Холод - Андрей Геласимов 12 стр.


– Очень плохое вино, – сказал он Рите и Тёме, входя следом за ними в абсолютно темный подъезд. – Настоящая бормотуха. Как «Вера Михайловна» в далеком детстве.

– Какая Вера Михайловна? – спросила Рита, подсвечивая мертвенно белое лицо Филиппова дисплеем своего телефона.

– Вермут в народе так назывался. Только это был не вермут.

– Пойдемте скорее, – потянул его за рукав Тёма. – У меня батарейка садится. К тому же в квартире наверняка теплей.

В подъезде действительно было холодно. Не так, разумеется, как на улице, но пар изо рта валил весьма ощутимо. Филя шумно выдыхал его, шмыгал носом, тер негнущимися ладонями свое снова чужое лицо, косился на идущую позади него Риту, которая светила ему под ноги телефоном, смешно постукивал копытцами одеревеневших на морозе кедиков и то и дело с грохотом натыкался на огромные ящики, загромоздившие весь подъезд. При этом его режиссерские рефлексы автоматически насиловали ему мозг. Представляя себе – буквально против собственной воли – эту жалкую процессию со стороны, он видел то муравейник в разрезе, в тесном ходе которого ползут три насекомых с фонариками, то глухую извилистую нору, в которой шуршат кроты, то завал бездонной шахты, где пробиваются к выходу потерявшие всякую надежду шахтеры, и от этих образов на сердце у него становилось все муторнее, все безнадежнее, все злей.

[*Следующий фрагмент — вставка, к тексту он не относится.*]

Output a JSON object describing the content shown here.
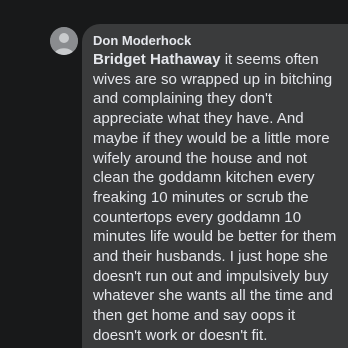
{
  "comment": {
    "author_name": "Don Moderhock",
    "mention": "Bridget Hathaway",
    "text": " it seems often wives are so wrapped up in bitching and complaining they don't appreciate what they have. And maybe if they would be a little more wifely around the house and not clean the goddamn kitchen every freaking 10 minutes or scrub the countertops every goddamn 10 minutes life would be better for them and their husbands. I just hope she doesn't run out and impulsively buy whatever she wants all the time and then get home and say oops it doesn't work or doesn't fit."
  },
  "colors": {
    "background": "#18191a",
    "bubble": "#3a3b3c",
    "text": "#e4e6eb"
  },
  "icons": {
    "avatar": "user-avatar-icon"
  }
}
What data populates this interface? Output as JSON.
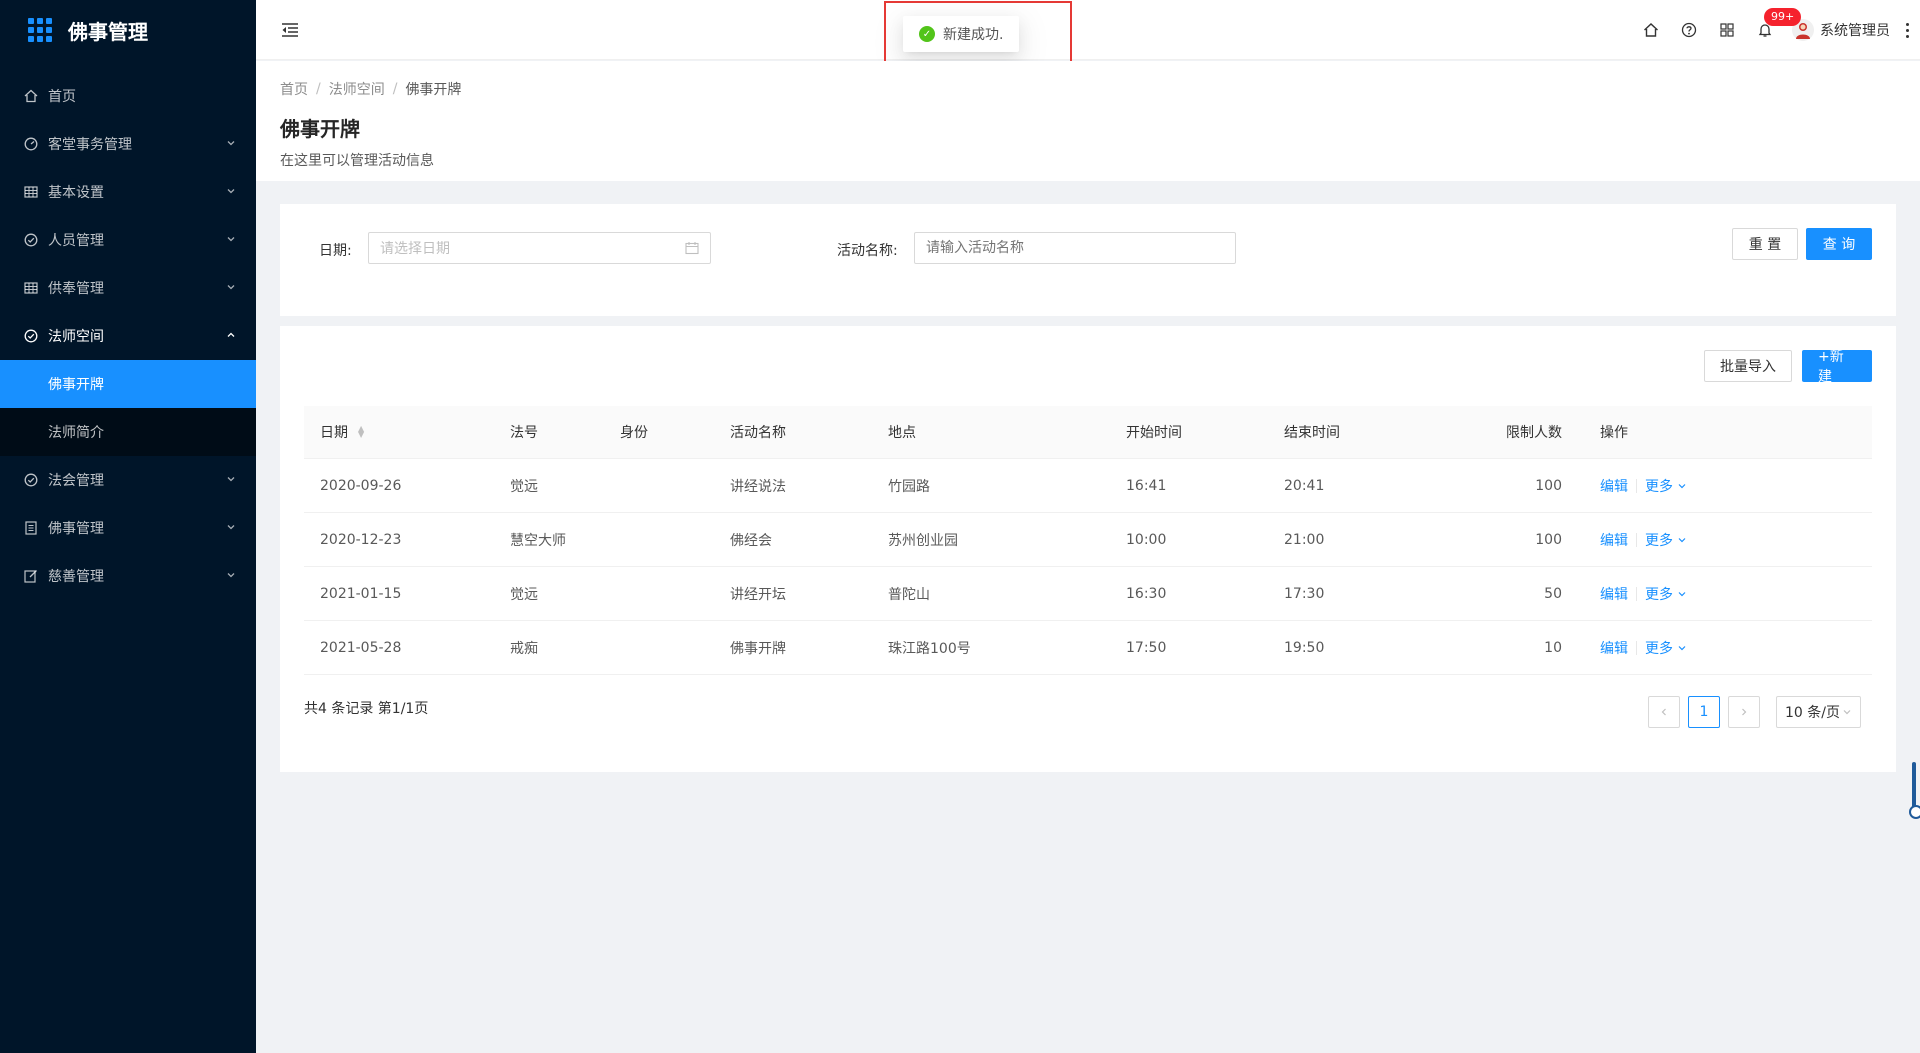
{
  "app": {
    "title": "佛事管理"
  },
  "sidebar": {
    "items": [
      {
        "label": "首页",
        "icon": "home-icon",
        "arrow": ""
      },
      {
        "label": "客堂事务管理",
        "icon": "dashboard-icon",
        "arrow": "⌄"
      },
      {
        "label": "基本设置",
        "icon": "table-icon",
        "arrow": "⌄"
      },
      {
        "label": "人员管理",
        "icon": "check-circle-icon",
        "arrow": "⌄"
      },
      {
        "label": "供奉管理",
        "icon": "table-icon",
        "arrow": "⌄"
      },
      {
        "label": "法师空间",
        "icon": "check-circle-icon",
        "arrow": "⌃"
      },
      {
        "label": "法会管理",
        "icon": "check-circle-icon",
        "arrow": "⌄"
      },
      {
        "label": "佛事管理",
        "icon": "profile-icon",
        "arrow": "⌄"
      },
      {
        "label": "慈善管理",
        "icon": "edit-icon",
        "arrow": "⌄"
      }
    ],
    "submenu": [
      {
        "label": "佛事开牌",
        "active": true
      },
      {
        "label": "法师简介",
        "active": false
      }
    ]
  },
  "header": {
    "badge": "99+",
    "user_name": "系统管理员"
  },
  "toast": {
    "message": "新建成功."
  },
  "breadcrumb": {
    "home": "首页",
    "parent": "法师空间",
    "current": "佛事开牌"
  },
  "page": {
    "title": "佛事开牌",
    "description": "在这里可以管理活动信息"
  },
  "search": {
    "date_label": "日期:",
    "date_placeholder": "请选择日期",
    "name_label": "活动名称:",
    "name_placeholder": "请输入活动名称",
    "reset_label": "重 置",
    "query_label": "查 询"
  },
  "toolbar": {
    "import_label": "批量导入",
    "new_label": "+新建"
  },
  "table": {
    "columns": [
      "日期",
      "法号",
      "身份",
      "活动名称",
      "地点",
      "开始时间",
      "结束时间",
      "限制人数",
      "操作"
    ],
    "rows": [
      {
        "date": "2020-09-26",
        "fahao": "觉远",
        "identity": "",
        "activity": "讲经说法",
        "place": "竹园路",
        "start": "16:41",
        "end": "20:41",
        "limit": "100"
      },
      {
        "date": "2020-12-23",
        "fahao": "慧空大师",
        "identity": "",
        "activity": "佛经会",
        "place": "苏州创业园",
        "start": "10:00",
        "end": "21:00",
        "limit": "100"
      },
      {
        "date": "2021-01-15",
        "fahao": "觉远",
        "identity": "",
        "activity": "讲经开坛",
        "place": "普陀山",
        "start": "16:30",
        "end": "17:30",
        "limit": "50"
      },
      {
        "date": "2021-05-28",
        "fahao": "戒痴",
        "identity": "",
        "activity": "佛事开牌",
        "place": "珠江路100号",
        "start": "17:50",
        "end": "19:50",
        "limit": "10"
      }
    ],
    "action_edit": "编辑",
    "action_more": "更多"
  },
  "pagination": {
    "summary": "共4 条记录 第1/1页",
    "current_page": "1",
    "page_size": "10 条/页"
  },
  "colors": {
    "primary": "#1890ff",
    "sidebar_bg": "#001529",
    "success": "#52c41a",
    "badge": "#f5222d"
  }
}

– Они что, до сих пор держат вот так картошку? – выдавил он сквозь зубы, стукнувшись о снарядный ящик с гигантским амбарным замком и уже нарочно пиная его во второй раз.

– Конечно, – ответила Рита, проходя вперед. – А где им ее держать?

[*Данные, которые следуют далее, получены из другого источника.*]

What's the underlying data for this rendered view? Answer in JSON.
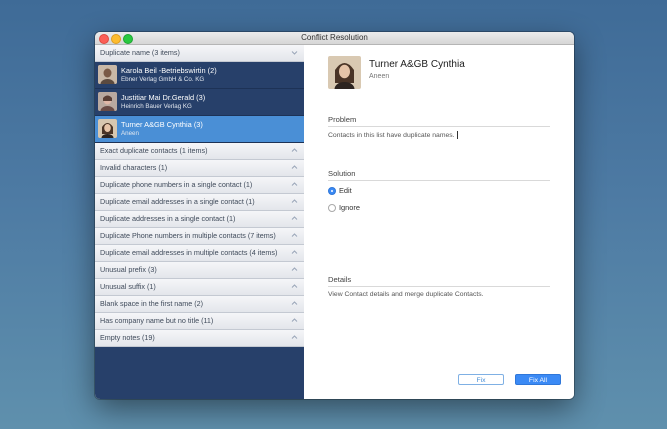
{
  "window": {
    "title": "Conflict Resolution"
  },
  "sidebar": {
    "groups": [
      {
        "label": "Duplicate name (3 items)",
        "expanded": true,
        "items": [
          {
            "name": "Karola Beil -Betriebswirtin (2)",
            "sub": "Ebner Verlag GmbH & Co. KG",
            "selected": false
          },
          {
            "name": "Justitiar Mai Dr.Gerald (3)",
            "sub": "Heinrich Bauer Verlag KG",
            "selected": false
          },
          {
            "name": "Turner A&GB Cynthia (3)",
            "sub": "Aneen",
            "selected": true
          }
        ]
      },
      {
        "label": "Exact duplicate contacts (1 items)"
      },
      {
        "label": "Invalid characters (1)"
      },
      {
        "label": "Duplicate phone numbers in a single contact (1)"
      },
      {
        "label": "Duplicate email addresses in a single contact (1)"
      },
      {
        "label": "Duplicate addresses in a single contact (1)"
      },
      {
        "label": "Duplicate Phone numbers in multiple contacts (7 items)"
      },
      {
        "label": "Duplicate email addresses in multiple contacts (4 items)"
      },
      {
        "label": "Unusual prefix (3)"
      },
      {
        "label": "Unusual suffix (1)"
      },
      {
        "label": "Blank space in the first name (2)"
      },
      {
        "label": "Has company name but no title (11)"
      },
      {
        "label": "Empty notes (19)"
      }
    ]
  },
  "detail": {
    "contact_name": "Turner A&GB Cynthia",
    "contact_sub": "Aneen",
    "problem": {
      "title": "Problem",
      "text": "Contacts in this list have duplicate names."
    },
    "solution": {
      "title": "Solution",
      "options": [
        "Edit",
        "Ignore"
      ],
      "selected": "Edit"
    },
    "details": {
      "title": "Details",
      "text": "View Contact details and merge duplicate Contacts."
    },
    "buttons": {
      "fix": "Fix",
      "fix_all": "Fix All"
    }
  },
  "colors": {
    "sidebar_bg": "#27406a",
    "selection": "#4a8fd6",
    "accent": "#3b8af5"
  }
}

– В самом деле, – буркнул Филя. – Не в магазин же ходить. Слушайте, нам долго еще? Или вы ждете, пока я себе ноги сломаю?

– Два этажа осталось, – ответил Тёма и двинулся дальше.

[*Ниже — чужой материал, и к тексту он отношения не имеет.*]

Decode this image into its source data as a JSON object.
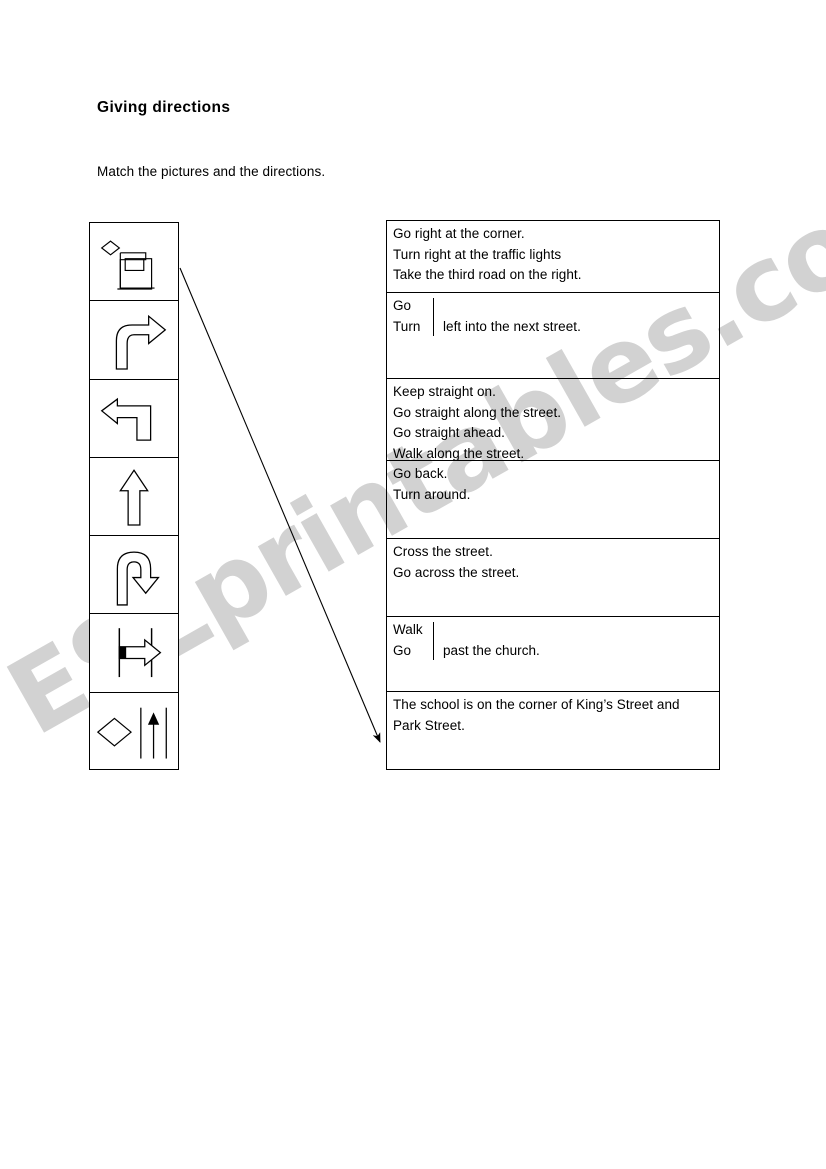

Рита пошла следом за ним, но Филиппов не тронулся с места. Дождавшись, когда блеклые отсветы телефонов перестанут дрожать за перилами следующего лестничного пролета, он опустился на пол и затих между двумя картофельными ящиками. Запах плесени и подгнившей влажной земли успокаивал его. Страх отступал, и Филя с наслаждением прижался щекой к шершавой стенке левого ящика. Доски были необструганные, но ему ужасно захотелось потереться о них лицом, растереть в кашу свой темный непонятный страх. «Никуда не пойду», – сладко подумал он, прильнув к ящику, и тут же зашипел от боли. Помимо засаднивших ожогов, он ясно ощутил две или три занозы, вонзившиеся ему в лицо.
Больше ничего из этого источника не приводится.